New Door Frames

One of my most favorite things about flying is sightseeing. Looking down upon the earth. I love it. One of my least favorite things about my Tailwind is the lack of sideways visibility. I understand that some aircraft can’t have windows that exceed a certain size, but I never understood why more Tailwind builders didn’t take advantage of the big flat area in the lower part of the door skin and install a window there. The added visibility would be immense.

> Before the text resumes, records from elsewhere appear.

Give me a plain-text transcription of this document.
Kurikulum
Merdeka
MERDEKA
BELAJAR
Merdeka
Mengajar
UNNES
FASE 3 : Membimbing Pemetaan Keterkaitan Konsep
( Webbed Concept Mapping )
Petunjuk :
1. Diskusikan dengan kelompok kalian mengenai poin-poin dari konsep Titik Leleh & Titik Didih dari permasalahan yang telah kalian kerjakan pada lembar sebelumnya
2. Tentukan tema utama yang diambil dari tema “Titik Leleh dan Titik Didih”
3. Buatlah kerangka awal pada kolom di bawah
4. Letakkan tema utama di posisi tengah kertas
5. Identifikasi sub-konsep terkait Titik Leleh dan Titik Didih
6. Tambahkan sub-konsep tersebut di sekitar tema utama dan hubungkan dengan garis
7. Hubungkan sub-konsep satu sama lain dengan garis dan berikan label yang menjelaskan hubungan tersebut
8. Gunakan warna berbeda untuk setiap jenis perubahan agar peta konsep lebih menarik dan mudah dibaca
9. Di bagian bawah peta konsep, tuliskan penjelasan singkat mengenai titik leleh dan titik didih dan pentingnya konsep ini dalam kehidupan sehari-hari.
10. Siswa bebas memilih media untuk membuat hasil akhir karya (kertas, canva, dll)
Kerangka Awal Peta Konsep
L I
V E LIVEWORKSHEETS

In addition to the less-than-spectacular door visibility, N11018 was originally built with doors that latched on the OUTSIDE of the fuselage. This required having a latching mechanism that was on the OUTSIDE of the door skin. Previous owners did what they could to make them look “nice” and blend into the door surface, but ultimately it was nothing more than a bulging blob of cracked and weathered bondo that had been patched and painted over who knows how many times in the past 50 years. I’m a bit annoyed that I didn’t take photos of the latches before I began the disassembly. I did find some random photos and cropped them down so you could see the latches, but to truly understand the scope of their unsightliness you would have had to see them in person.

Passenger side

Passenger Side

Pilot side

Pilot side

The latch hole on the outside of the fuselage.

My plan was to do this: 1) Make new aluminum door frames with the latch mechanism on the interior side. 2) Relocate the latch hole to the interior of the fuselage. 3) Make new door skins with an upper AND lower window cutouts.

The door frames got started. Once again, I’m thoroughly annoyed with myself for not having taken more pictures of this part! BTW, a great way to make new door frames is to use paint stirring sticks and secure them to the fuselage tubing, then build the frame piece-by-piece. The paint sticks are readily available at places like Sherwin-Williams Aircraft Supply, Lowes Aircraft Supply, Home Depot Aircraft Supply and they have a pretty consistent thickness of 1/8″ which is a nice offset for something like a door frame.

The latch hole (still on the exterior).

And here are the finished latches and frames.

In the meantime I’ve been communicating with Jim Scoles (C-FYGY) of Canada who has been giving me suggestions and ideas for things like my wing tips, exhaust, and other stuff. I told him of my plan to make new aluminum doors skins with upper and lower window cutouts, and I even had the new skins already designed in Solidworks and ready to be lasered out at work when he suggested I skip the aluminum and make the entire thing out of polycarbonate. Why didn’t I think of that?

Sometimes the simplest plan is the best plan.